Builds on top of #34023, part of #30289.
This introduces a more accurate cost model for SFL, to control how much CPU time is spent inside the algorithm for clusters that cannot be linearized perfectly within a reasonable amount of time.
The goal is having a metric for the amount of work performed, so that txmempool can impose limits on that work: a lower bound that is always performed (unless optimality is reached before that point, of course), and an upper bound to limit the latency and total CPU time spent on this. There are conflicting design goals here:
- On the one hand, it seems ideal if this metric is closely correlated to actual CPU time, because otherwise the limits become inaccurate.
- On the other hand, it seems a nightmare to have the metric be platform/system dependent, as it makes network-wide reasoning nearly impossible.
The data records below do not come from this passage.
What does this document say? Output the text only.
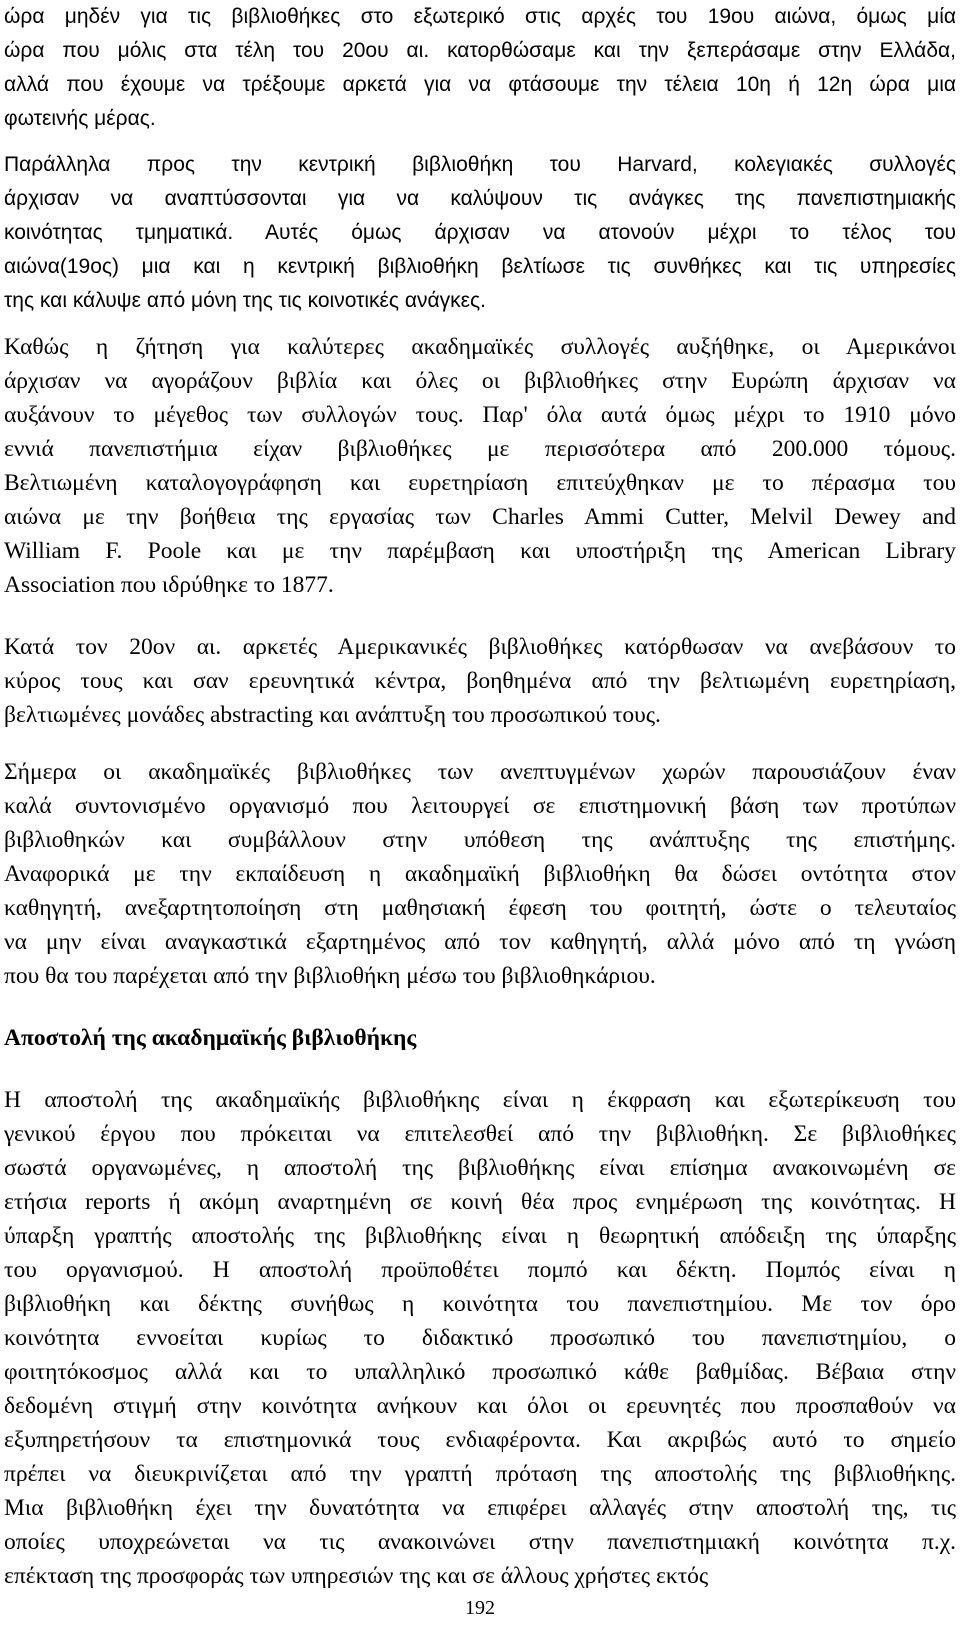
ώρα μηδέν για τις βιβλιοθήκες στο εξωτερικό στις αρχές του 19ου αιώνα, όμως μία
ώρα που μόλις στα τέλη του 20ου αι. κατορθώσαμε και την ξεπεράσαμε στην Ελλάδα,
αλλά που έχουμε να τρέξουμε αρκετά για να φτάσουμε την τέλεια 10η ή 12η ώρα μια
φωτεινής μέρας.
Παράλληλα προς την κεντρική βιβλιοθήκη του Harvard, κολεγιακές συλλογές
άρχισαν να αναπτύσσονται για να καλύψουν τις ανάγκες της πανεπιστημιακής
κοινότητας τμηματικά. Αυτές όμως άρχισαν να ατονούν μέχρι το τέλος του
αιώνα(19ος) μια και η κεντρική βιβλιοθήκη βελτίωσε τις συνθήκες και τις υπηρεσίες
της και κάλυψε από μόνη της τις κοινοτικές ανάγκες.
Καθώς η ζήτηση για καλύτερες ακαδημαϊκές συλλογές αυξήθηκε, οι Αμερικάνοι
άρχισαν να αγοράζουν βιβλία και όλες οι βιβλιοθήκες στην Ευρώπη άρχισαν να
αυξάνουν το μέγεθος των συλλογών τους. Παρ' όλα αυτά όμως μέχρι το 1910 μόνο
εννιά πανεπιστήμια είχαν βιβλιοθήκες με περισσότερα από 200.000 τόμους.
Βελτιωμένη καταλογογράφηση και ευρετηρίαση επιτεύχθηκαν με το πέρασμα του
αιώνα με την βοήθεια της εργασίας των Charles Ammi Cutter, Melvil Dewey and
William F. Poole και με την παρέμβαση και υποστήριξη της American Library
Association που ιδρύθηκε το 1877.
Κατά τον 20ον αι. αρκετές Αμερικανικές βιβλιοθήκες κατόρθωσαν να ανεβάσουν το
κύρος τους και σαν ερευνητικά κέντρα, βοηθημένα από την βελτιωμένη ευρετηρίαση,
βελτιωμένες μονάδες abstracting και ανάπτυξη του προσωπικού τους.
Σήμερα οι ακαδημαϊκές βιβλιοθήκες των ανεπτυγμένων χωρών παρουσιάζουν έναν
καλά συντονισμένο οργανισμό που λειτουργεί σε επιστημονική βάση των προτύπων
βιβλιοθηκών και συμβάλλουν στην υπόθεση της ανάπτυξης της επιστήμης.
Αναφορικά με την εκπαίδευση η ακαδημαϊκή βιβλιοθήκη θα δώσει οντότητα στον
καθηγητή, ανεξαρτητοποίηση στη μαθησιακή έφεση του φοιτητή, ώστε ο τελευταίος
να μην είναι αναγκαστικά εξαρτημένος από τον καθηγητή, αλλά μόνο από τη γνώση
που θα του παρέχεται από την βιβλιοθήκη μέσω του βιβλιοθηκάριου.
Αποστολή της ακαδημαϊκής βιβλιοθήκης
Η αποστολή της ακαδημαϊκής βιβλιοθήκης είναι η έκφραση και εξωτερίκευση του
γενικού έργου που πρόκειται να επιτελεσθεί από την βιβλιοθήκη. Σε βιβλιοθήκες
σωστά οργανωμένες, η αποστολή της βιβλιοθήκης είναι επίσημα ανακοινωμένη σε
ετήσια reports ή ακόμη αναρτημένη σε κοινή θέα προς ενημέρωση της κοινότητας. Η
ύπαρξη γραπτής αποστολής της βιβλιοθήκης είναι η θεωρητική απόδειξη της ύπαρξης
του οργανισμού. Η αποστολή προϋποθέτει πομπό και δέκτη. Πομπός είναι η
βιβλιοθήκη και δέκτης συνήθως η κοινότητα του πανεπιστημίου. Με τον όρο
κοινότητα εννοείται κυρίως το διδακτικό προσωπικό του πανεπιστημίου, ο
φοιτητόκοσμος αλλά και το υπαλληλικό προσωπικό κάθε βαθμίδας. Βέβαια στην
δεδομένη στιγμή στην κοινότητα ανήκουν και όλοι οι ερευνητές που προσπαθούν να
εξυπηρετήσουν τα επιστημονικά τους ενδιαφέροντα. Και ακριβώς αυτό το σημείο
πρέπει να διευκρινίζεται από την γραπτή πρόταση της αποστολής της βιβλιοθήκης.
Μια βιβλιοθήκη έχει την δυνατότητα να επιφέρει αλλαγές στην αποστολή της, τις
οποίες υποχρεώνεται να τις ανακοινώνει στην πανεπιστημιακή κοινότητα π.χ.
επέκταση της προσφοράς των υπηρεσιών της και σε άλλους χρήστες εκτός
192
It’s expected that slower systems take longer to do the same thing; this holds for everything, and we don’t need to compensate for this.
There are multiple solutions to this:
- One extreme is just measuring the time. This is very accurate, but extremely platform dependent, and also non-deterministic due to random scheduling/cache effects.
- The other extreme is using a very abstract metric like counting how many times certain loops/function inside the algorithm run. That is what is implemented as of #32545 and #34023, just counting the sum of the numbers of transactions updated across all
UpdateChunks()calls. It however necessarily fails to account for significant portions of runtime spent elsewhere, resulting in a rather wide range of “ns per cost” values. - This PR takes a middle ground, counting many function calls / branches / loops, with weights that were determined through benchmarking on a reference system (Zen 4 based).
This is draft because:
- The weights used are outdated, as several non-trivial improvements were made to #32545 and #34023 since.
- I don’t know if it is the right middle ground, and it seems good to have some conceptual discussion first:
- Using benchmarks on a reference system inherently captures some platform specifics, making it possible that the metric is not very accurate on other systems.
- A benchmark-based metric is nontrivial to maintain.